Reconstructing the vmdk
This actually is rather simple. Since we’re missing the FS05_1-000002.vmdk we can just copy the FS05_1-000001.vmdk and edit it to hold the right entries. Be aware that there are some other entries too in the FS05_1-000001.vmdk file and we need them, so a real full copy is needed of the descriptor.
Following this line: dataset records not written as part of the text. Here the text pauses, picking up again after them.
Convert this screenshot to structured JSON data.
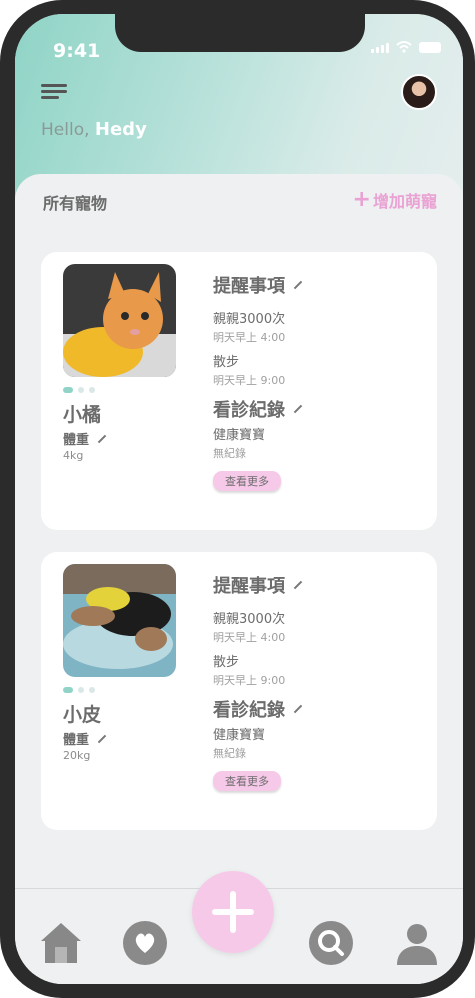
{
  "status_bar": {
    "time": "9:41"
  },
  "header": {
    "greeting": "Hello,",
    "user_name": "Hedy"
  },
  "section": {
    "title": "所有寵物",
    "add_label": "增加萌寵"
  },
  "pets": [
    {
      "name": "小橘",
      "weight_label": "體重",
      "weight_value": "4kg",
      "reminders_title": "提醒事項",
      "reminders": [
        {
          "title": "親親3000次",
          "time": "明天早上 4:00"
        },
        {
          "title": "散步",
          "time": "明天早上 9:00"
        }
      ],
      "records_title": "看診紀錄",
      "record_item": "健康寶寶",
      "record_sub": "無紀錄",
      "more_label": "查看更多"
    },
    {
      "name": "小皮",
      "weight_label": "體重",
      "weight_value": "20kg",
      "reminders_title": "提醒事項",
      "reminders": [
        {
          "title": "親親3000次",
          "time": "明天早上 4:00"
        },
        {
          "title": "散步",
          "time": "明天早上 9:00"
        }
      ],
      "records_title": "看診紀錄",
      "record_item": "健康寶寶",
      "record_sub": "無紀錄",
      "more_label": "查看更多"
    }
  ],
  "colors": {
    "accent_pink": "#f7c9e9",
    "accent_mint": "#8fd4c6"
  },
  "tabbar": {
    "icons": [
      "home-icon",
      "heart-icon",
      "add-icon",
      "search-icon",
      "profile-icon"
    ]
  }
}
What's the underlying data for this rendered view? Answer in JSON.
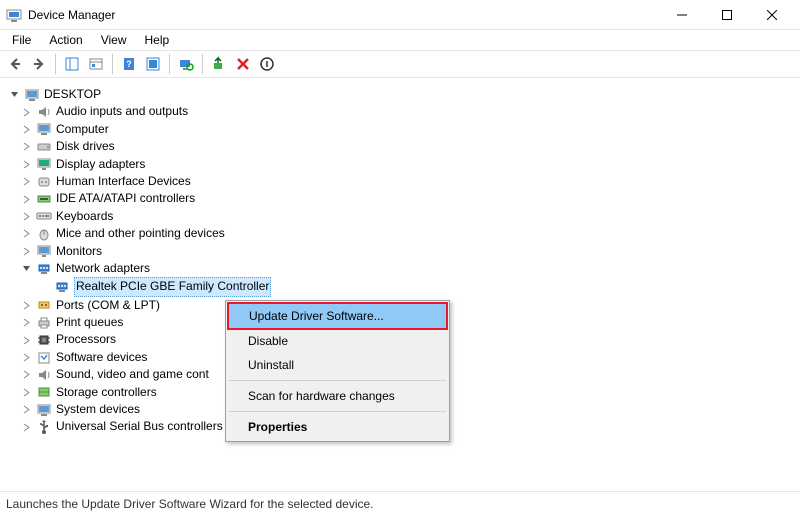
{
  "window": {
    "title": "Device Manager"
  },
  "menu": {
    "file": "File",
    "action": "Action",
    "view": "View",
    "help": "Help"
  },
  "tree": {
    "root": "DESKTOP",
    "items": [
      "Audio inputs and outputs",
      "Computer",
      "Disk drives",
      "Display adapters",
      "Human Interface Devices",
      "IDE ATA/ATAPI controllers",
      "Keyboards",
      "Mice and other pointing devices",
      "Monitors",
      "Network adapters",
      "Ports (COM & LPT)",
      "Print queues",
      "Processors",
      "Software devices",
      "Sound, video and game cont",
      "Storage controllers",
      "System devices",
      "Universal Serial Bus controllers"
    ],
    "selected_child": "Realtek PCIe GBE Family Controller"
  },
  "context_menu": {
    "update": "Update Driver Software...",
    "disable": "Disable",
    "uninstall": "Uninstall",
    "scan": "Scan for hardware changes",
    "properties": "Properties"
  },
  "status": "Launches the Update Driver Software Wizard for the selected device."
}
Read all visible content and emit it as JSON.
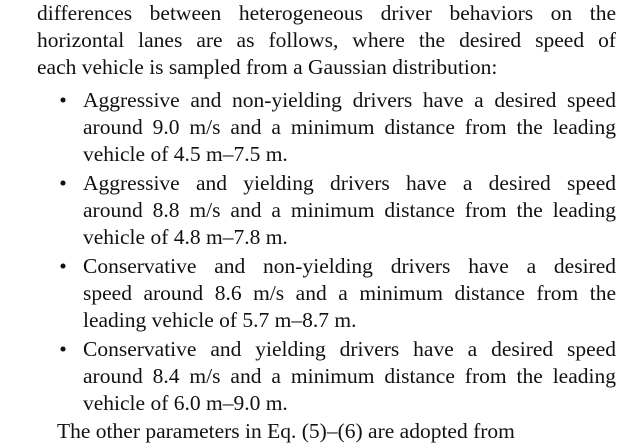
{
  "intro": {
    "lines": [
      "differences between heterogeneous driver behaviors on the",
      "horizontal lanes are as follows, where the desired speed of",
      "each vehicle is sampled from a Gaussian distribution:"
    ]
  },
  "bullet_symbol": "•",
  "bullets": [
    {
      "lines": [
        "Aggressive and non-yielding drivers have a desired speed",
        "around 9.0 m/s and a minimum distance from the leading",
        "vehicle of 4.5 m–7.5 m."
      ]
    },
    {
      "lines": [
        "Aggressive and yielding drivers have a desired speed",
        "around 8.8 m/s and a minimum distance from the leading",
        "vehicle of 4.8 m–7.8 m."
      ]
    },
    {
      "lines": [
        "Conservative and non-yielding drivers have a desired",
        "speed around 8.6 m/s and a minimum distance from the",
        "leading vehicle of 5.7 m–8.7 m."
      ]
    },
    {
      "lines": [
        "Conservative and yielding drivers have a desired speed",
        "around 8.4 m/s and a minimum distance from the leading",
        "vehicle of 6.0 m–9.0 m."
      ]
    }
  ],
  "next_paragraph_partial": "The other parameters in Eq. (5)–(6) are adopted from"
}
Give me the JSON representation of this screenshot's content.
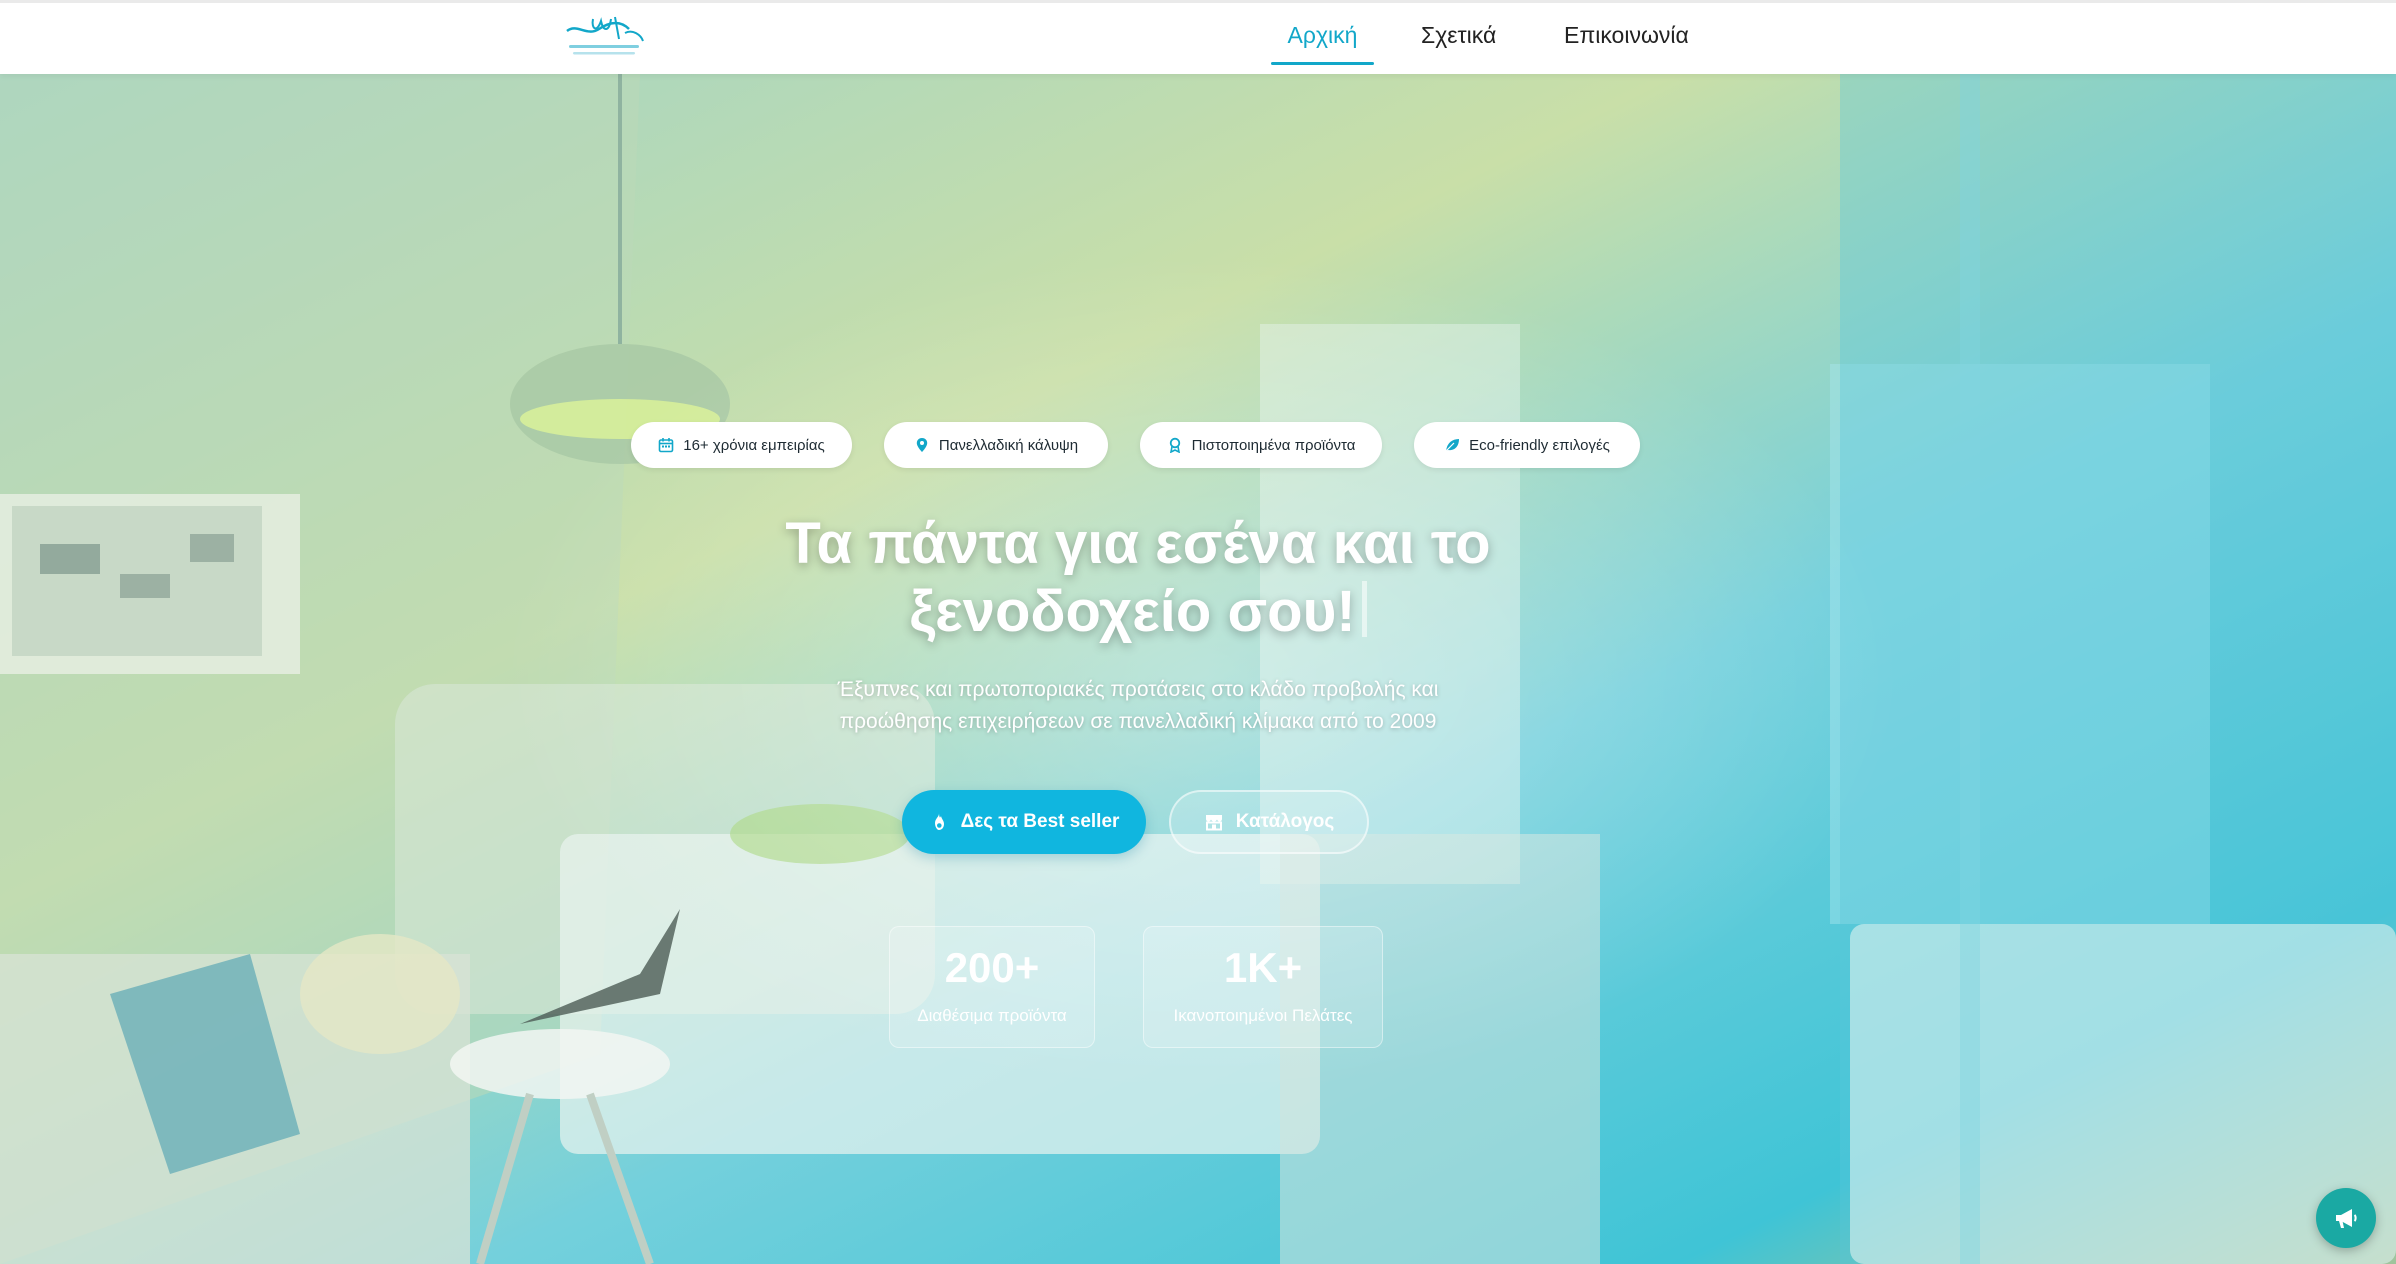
{
  "colors": {
    "accent": "#12a7c9",
    "button_primary": "#10b6df",
    "fab": "#1aa9a3",
    "badge_icon": "#12a7c9"
  },
  "nav": {
    "logo_icon": "brand-logo",
    "items": [
      {
        "label": "Αρχική",
        "active": true
      },
      {
        "label": "Σχετικά",
        "active": false
      },
      {
        "label": "Επικοινωνία",
        "active": false
      }
    ]
  },
  "hero": {
    "badges": [
      {
        "icon": "calendar-icon",
        "label": "16+ χρόνια εμπειρίας"
      },
      {
        "icon": "map-pin-icon",
        "label": "Πανελλαδική κάλυψη"
      },
      {
        "icon": "award-icon",
        "label": "Πιστοποιημένα προϊόντα"
      },
      {
        "icon": "leaf-icon",
        "label": "Eco-friendly επιλογές"
      }
    ],
    "title_line1": "Τα πάντα για εσένα και το",
    "title_line2": "ξενοδοχείο σου!",
    "subtitle_line1": "Έξυπνες και πρωτοποριακές προτάσεις στο κλάδο προβολής και",
    "subtitle_line2": "προώθησης επιχειρήσεων σε πανελλαδική κλίμακα από το 2009",
    "buttons": {
      "primary": {
        "icon": "fire-icon",
        "label": "Δες τα Best seller"
      },
      "secondary": {
        "icon": "store-icon",
        "label": "Κατάλογος"
      }
    },
    "stats": [
      {
        "value": "200+",
        "label": "Διαθέσιμα προϊόντα"
      },
      {
        "value": "1K+",
        "label": "Ικανοποιημένοι Πελάτες"
      }
    ]
  },
  "fab": {
    "icon": "megaphone-icon"
  }
}
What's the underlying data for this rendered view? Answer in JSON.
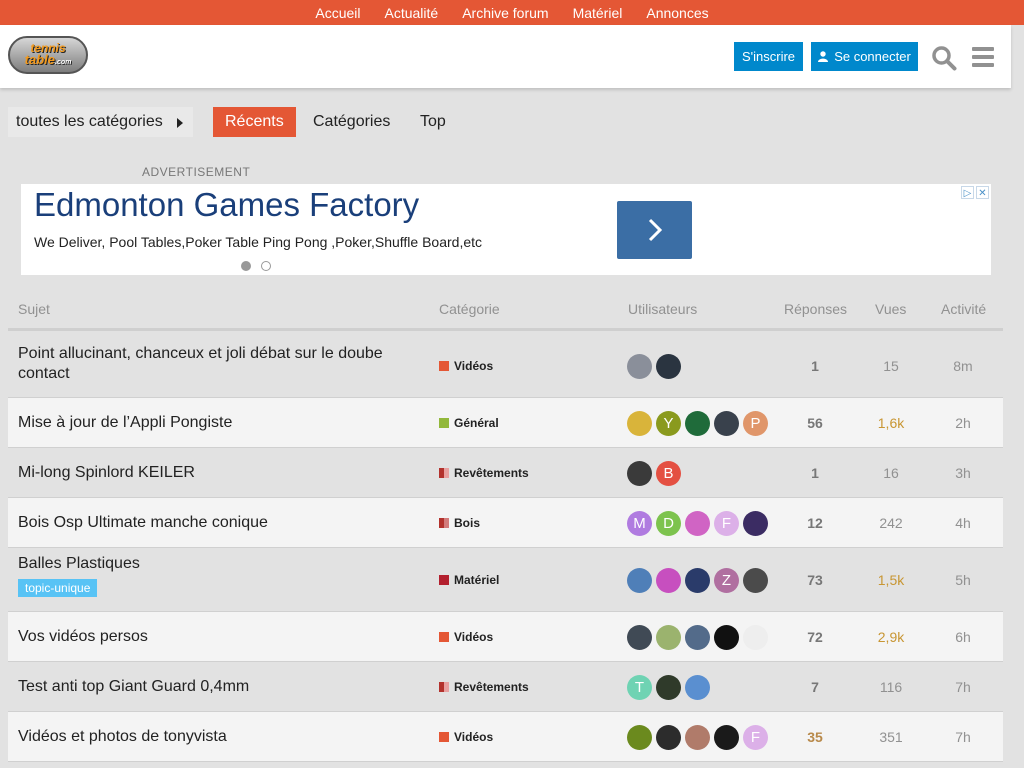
{
  "topnav": [
    "Accueil",
    "Actualité",
    "Archive forum",
    "Matériel",
    "Annonces"
  ],
  "logo": {
    "line1": "tennis",
    "line2": "table",
    "suffix": ".com"
  },
  "header": {
    "signup": "S'inscrire",
    "login": "Se connecter"
  },
  "navbar": {
    "categories_dropdown": "toutes les catégories",
    "tabs": [
      "Récents",
      "Catégories",
      "Top"
    ]
  },
  "ad": {
    "label": "ADVERTISEMENT",
    "title": "Edmonton Games Factory",
    "desc": "We Deliver, Pool Tables,Poker Table Ping Pong ,Poker,Shuffle Board,etc",
    "choice": [
      "▷",
      "✕"
    ]
  },
  "table": {
    "headers": {
      "topic": "Sujet",
      "category": "Catégorie",
      "users": "Utilisateurs",
      "replies": "Réponses",
      "views": "Vues",
      "activity": "Activité"
    },
    "rows": [
      {
        "title": "Point allucinant, chanceux et joli débat sur le doube contact",
        "category": "Vidéos",
        "cat_color": "#e45735",
        "cat_color2": "#e45735",
        "replies": "1",
        "views": "15",
        "activity": "8m",
        "hot_views": false,
        "hot_replies": false,
        "users": [
          {
            "letter": "",
            "bg": "#8a8f9a"
          },
          {
            "letter": "",
            "bg": "#2a3440"
          }
        ]
      },
      {
        "title": "Mise à jour de l’Appli Pongiste",
        "category": "Général",
        "cat_color": "#92b83b",
        "cat_color2": "#92b83b",
        "replies": "56",
        "views": "1,6k",
        "activity": "2h",
        "hot_views": true,
        "hot_replies": false,
        "users": [
          {
            "letter": "",
            "bg": "#d9b43a"
          },
          {
            "letter": "Y",
            "bg": "#8a9a1e"
          },
          {
            "letter": "",
            "bg": "#1f6b3a"
          },
          {
            "letter": "",
            "bg": "#39414c"
          },
          {
            "letter": "P",
            "bg": "#e0966a"
          }
        ]
      },
      {
        "title": "Mi-long Spinlord KEILER",
        "category": "Revêtements",
        "cat_color": "#b3322d",
        "cat_color2": "#e8a0a0",
        "replies": "1",
        "views": "16",
        "activity": "3h",
        "hot_views": false,
        "hot_replies": false,
        "users": [
          {
            "letter": "",
            "bg": "#3a3a3a"
          },
          {
            "letter": "B",
            "bg": "#e45042"
          }
        ]
      },
      {
        "title": "Bois Osp Ultimate manche conique",
        "category": "Bois",
        "cat_color": "#b3322d",
        "cat_color2": "#d27b7b",
        "replies": "12",
        "views": "242",
        "activity": "4h",
        "hot_views": false,
        "hot_replies": false,
        "users": [
          {
            "letter": "M",
            "bg": "#b07be0"
          },
          {
            "letter": "D",
            "bg": "#7dc34e"
          },
          {
            "letter": "",
            "bg": "#d064c4"
          },
          {
            "letter": "F",
            "bg": "#dcb0e8"
          },
          {
            "letter": "",
            "bg": "#3b2c63"
          }
        ]
      },
      {
        "title": "Balles Plastiques",
        "tag": "topic-unique",
        "category": "Matériel",
        "cat_color": "#b3202e",
        "cat_color2": "#b3202e",
        "replies": "73",
        "views": "1,5k",
        "activity": "5h",
        "hot_views": true,
        "hot_replies": false,
        "users": [
          {
            "letter": "",
            "bg": "#4f7fb8"
          },
          {
            "letter": "",
            "bg": "#c74fbf"
          },
          {
            "letter": "",
            "bg": "#2a3b6a"
          },
          {
            "letter": "Z",
            "bg": "#b06fa0"
          },
          {
            "letter": "",
            "bg": "#4b4b4b"
          }
        ]
      },
      {
        "title": "Vos vidéos persos",
        "category": "Vidéos",
        "cat_color": "#e45735",
        "cat_color2": "#e45735",
        "replies": "72",
        "views": "2,9k",
        "activity": "6h",
        "hot_views": true,
        "hot_replies": false,
        "users": [
          {
            "letter": "",
            "bg": "#404a55"
          },
          {
            "letter": "",
            "bg": "#9bb36e"
          },
          {
            "letter": "",
            "bg": "#536b8a"
          },
          {
            "letter": "",
            "bg": "#111111"
          },
          {
            "letter": "",
            "bg": "#eeeeee"
          }
        ]
      },
      {
        "title": "Test anti top Giant Guard 0,4mm",
        "category": "Revêtements",
        "cat_color": "#b3322d",
        "cat_color2": "#e8a0a0",
        "replies": "7",
        "views": "116",
        "activity": "7h",
        "hot_views": false,
        "hot_replies": false,
        "users": [
          {
            "letter": "T",
            "bg": "#6fd3b3"
          },
          {
            "letter": "",
            "bg": "#2f3a2a"
          },
          {
            "letter": "",
            "bg": "#5a8fd0"
          }
        ]
      },
      {
        "title": "Vidéos et photos de tonyvista",
        "category": "Vidéos",
        "cat_color": "#e45735",
        "cat_color2": "#e45735",
        "replies": "35",
        "views": "351",
        "activity": "7h",
        "hot_views": false,
        "hot_replies": true,
        "users": [
          {
            "letter": "",
            "bg": "#6b8a1e"
          },
          {
            "letter": "",
            "bg": "#2c2c2c"
          },
          {
            "letter": "",
            "bg": "#b07b6a"
          },
          {
            "letter": "",
            "bg": "#1a1a1a"
          },
          {
            "letter": "F",
            "bg": "#dcb0e8"
          }
        ]
      }
    ]
  }
}
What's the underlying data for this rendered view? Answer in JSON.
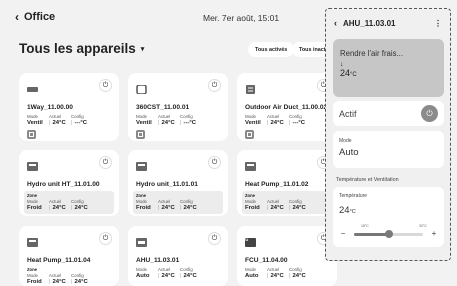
{
  "header": {
    "back_label": "Office",
    "datetime": "Mer. 7er août, 15:01"
  },
  "page_title": "Tous les appareils",
  "filters": [
    "Tous activés",
    "Tous inactifs"
  ],
  "devices": [
    {
      "name": "1Way_11.00.00",
      "mode_label": "Mode",
      "actual_label": "Actuel",
      "config_label": "Config",
      "mode": "Ventil",
      "actual": "24°C",
      "config": "---°C"
    },
    {
      "name": "360CST_11.00.01",
      "mode_label": "Mode",
      "actual_label": "Actuel",
      "config_label": "Config",
      "mode": "Ventil",
      "actual": "24°C",
      "config": "---°C"
    },
    {
      "name": "Outdoor Air Duct_11.00.02",
      "mode_label": "Mode",
      "actual_label": "Actuel",
      "config_label": "Config",
      "mode": "Ventil",
      "actual": "24°C",
      "config": "---°C"
    },
    {
      "name": "Hydro unit HT_11.01.00",
      "zone": "Zone",
      "mode_label": "Mode",
      "actual_label": "Actuel",
      "config_label": "Config",
      "mode": "Froid",
      "actual": "24°C",
      "config": "24°C"
    },
    {
      "name": "Hydro unit_11.01.01",
      "zone": "Zone",
      "mode_label": "Mode",
      "actual_label": "Actuel",
      "config_label": "Config",
      "mode": "Froid",
      "actual": "24°C",
      "config": "24°C"
    },
    {
      "name": "Heat Pump_11.01.02",
      "zone": "Zone",
      "mode_label": "Mode",
      "actual_label": "Actuel",
      "config_label": "Config",
      "mode": "Froid",
      "actual": "24°C",
      "config": "24°C"
    },
    {
      "name": "Heat Pump_11.01.04",
      "zone": "Zone",
      "mode_label": "Mode",
      "actual_label": "Actuel",
      "config_label": "Config",
      "mode": "Froid",
      "actual": "24°C",
      "config": "24°C"
    },
    {
      "name": "AHU_11.03.01",
      "mode_label": "Mode",
      "actual_label": "Actuel",
      "config_label": "Config",
      "mode": "Auto",
      "actual": "24°C",
      "config": "24°C"
    },
    {
      "name": "FCU_11.04.00",
      "badge": "FCU",
      "mode_label": "Mode",
      "actual_label": "Actuel",
      "config_label": "Config",
      "mode": "Auto",
      "actual": "24°C",
      "config": "24°C"
    }
  ],
  "panel": {
    "title": "AHU_11.03.01",
    "hero_text": "Rendre l'air frais...",
    "hero_temp": "24",
    "hero_unit": "°C",
    "actif_label": "Actif",
    "mode_label": "Mode",
    "mode_value": "Auto",
    "section_title": "Température et Ventilation",
    "temp_label": "Température",
    "temp_value": "24",
    "temp_unit": "°C",
    "range_min": "18°C",
    "range_max": "30°C",
    "slider_fraction": 0.5
  }
}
Below is the content of the FS05_1-000001.vmdk:
# Disk DescriptorFile version=1 CID=79cda434 parentCID=7cec9dae createType="vmfsSparse" parentFileNameHint="FS05_1.vmdk" # Extent description RW 2147483648 VMFSSPARSE "FS05_1-000001-delta.vmdk" # The Disk Data Base #DDB
Now copy this to FS05_1-000002.vmdk and edit the lines I marked:
# Disk DescriptorFile version=1 CID=458dea24 <--- Just pick any number parentCID=79cda434 <--- make sure it links to the parent createType="vmfsSparse" parentFileNameHint="FS05_1-000001-delta.vmdk" <--- edit this # Extent description RW 2147483648 VMFSSPARSE "FS05_1-000002-delta.vmdk" <--- edit this # The Disk Data Base #DDB
The 458dea24 CID can be any number, you just make it up since it has no relation to the VMDK. This is what took a lot of time the first time I was playing with this. I thought I had to retrieve this info from the VMDK somehow, but from VMware Support I learned that this CID can be any number.
The last few steps
After the file has been edited, the chain of the vmdks is correct again. Now the last step is to get this thing up and running again. Remember that the vmsd file was also incorrect, but we can just delete the vmsd file, you did make a backup / copy? Next we remove the VM from the vCenter inventory and the re-add the VM. And as the last step take a new snapshot and then commit all snapshots. After the snapshot has been committed, check the VM settings to see if they are pointing to the correct parent files. If you’re confident that this is correct you’re done. Now power on the VM.